Нойербург увел Дагга в свою каюту. Команда в ужасе ждала наказания, которому непременно подвергнет Нойербург общего любимца Дагга. Через несколько минут Дагг вышел из каюты Нойербурга. Командир не стал его наказывать и приказал экипажу заниматься своими делами. Вся лодка вздохнула с облегчением. Гушевски восхищался таким решением, он полагал, что Нойербург поверил в то, что Дагг раскаивается в краже и наверняка понимал, что Дагг, отличный моряк, не сможет служить нормально, если его и дальше будут стыдить. Все приветствовали Дагга, когда тот вернулся к товарищам, и никто на него не злился. Война становилась безнадежной, но, по крайней мере, еды хватало на всех.
К концу октября экипаж «U-869» знал, что их первый военный поход состоится через неделю или две. Брандт взял увольнительную на один день, чтобы повидаться с семьей в Зинтене. Отец собрал всех в гостиной, и они помолились. Зигрфрид был в офицерской форме, он даже не стал брать с собой сменную одежду. За окном большими хлопьями падал снег. Отто Брандт молился о мире и благополучном возвращении сыновей Зигфрида и Норберта. Он молился о наступлении времен, которые, казалось, были в какой-то далекой, другой жизни, времен, когда его семья могла обедать, петь и спокойно просыпаться по утрам, не боясь ничего.
Брандт вернулся на «U-869». Ему было положено еще несколько дней отпуска, но он отдал свои дни женатым членам команды, чтобы они могли больше времени провести с семьями. Оставшись один, он сидел на своей маленькой койке на борту субмарины и писал письма родным.
«Вчера я узнал, — писал Брандт в одном из писем, — что Фритц С., радист, с которым я постоянно встречался на берегу, не вернулся из похода.
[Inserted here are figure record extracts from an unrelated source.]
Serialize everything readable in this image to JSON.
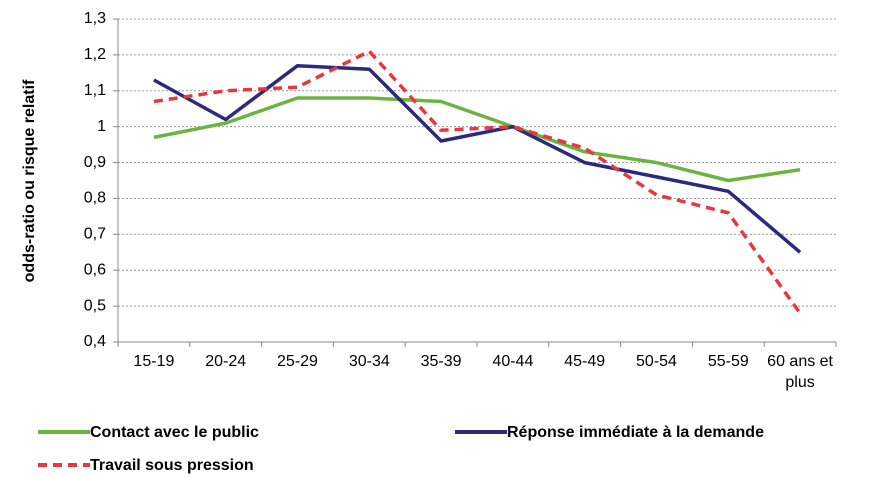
{
  "chart_data": {
    "type": "line",
    "y_label": "odds-ratio ou risque relatif",
    "categories": [
      "15-19",
      "20-24",
      "25-29",
      "30-34",
      "35-39",
      "40-44",
      "45-49",
      "50-54",
      "55-59",
      "60 ans et plus"
    ],
    "series": [
      {
        "name": "Contact avec le public",
        "color": "#6cb33f",
        "line_style": "solid",
        "values": [
          0.97,
          1.01,
          1.08,
          1.08,
          1.07,
          1.0,
          0.93,
          0.9,
          0.85,
          0.88
        ]
      },
      {
        "name": "Réponse immédiate à la demande",
        "color": "#2b2a7c",
        "line_style": "solid",
        "values": [
          1.13,
          1.02,
          1.17,
          1.16,
          0.96,
          1.0,
          0.9,
          0.86,
          0.82,
          0.65
        ]
      },
      {
        "name": "Travail sous pression",
        "color": "#e8383d",
        "line_style": "dashed",
        "values": [
          1.07,
          1.1,
          1.11,
          1.21,
          0.99,
          1.0,
          0.94,
          0.81,
          0.76,
          0.48
        ]
      }
    ],
    "ylim": [
      0.4,
      1.3
    ],
    "yticks": [
      {
        "value": 0.4,
        "label": "0,4"
      },
      {
        "value": 0.5,
        "label": "0,5"
      },
      {
        "value": 0.6,
        "label": "0,6"
      },
      {
        "value": 0.7,
        "label": "0,7"
      },
      {
        "value": 0.8,
        "label": "0,8"
      },
      {
        "value": 0.9,
        "label": "0,9"
      },
      1,
      {
        "value": 1.1,
        "label": "1,1"
      },
      {
        "value": 1.2,
        "label": "1,2"
      },
      {
        "value": 1.3,
        "label": "1,3"
      }
    ],
    "grid": true
  }
}
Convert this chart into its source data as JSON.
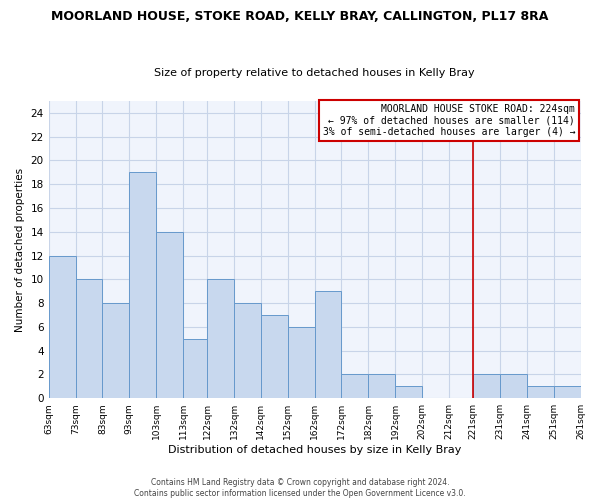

Это была его первая отправка на фронт. Всего пару недель назад мы вместе сидели в ресторане. Это жизнь — жестокая и неумолимая».
В середине ноября онвложил в конверт два своих небольших фото и короткую записку, в которой просил семью: «Пожалуйста, думайте обо мне». На одном из фото он сидя спал на палубе «U-869», поджав колени к груди, опершись спиной о боевую рубку и склонив голову. У матери Брандта было много его фотографий, но эта была единственная, над которой она расплакалась. Когда Ганс-Георг спросил ее, почему она плачет, мать сказала ему, что Зигги всегда так сидел. Это напомнило ей детские годы сына, и, хотя Зигги уже был гордым воином, на этой фотографии она вновь видела своего маленького мальчика.
В конце ноября Брандт послал семье еще одно письмо. Там было написано:
«К тому времени как вы получите мое письмо, я уже уйду в поход… Я так рад, что получил весточку от Норберта, теперь мне будет спокойнее. Поздравляю Ганса-Георга с днем рождения. Надеюсь вернуться домой ко времени его конфирмации. Также желаю вам всем веселого, благословенного, спокойного Рождества и Нового года. Рождество — это праздник всей семьи, даже если на этот раз я буду с вами только мысленно. Когда мы помним друг друга, мы помним и о том, как нам хорошо было вместе. Пожалуйста, не забывайте обо мне, когда соедините руки в молитве, поддерживая друг друга. Будем с нетерпением ждать нашей встречи».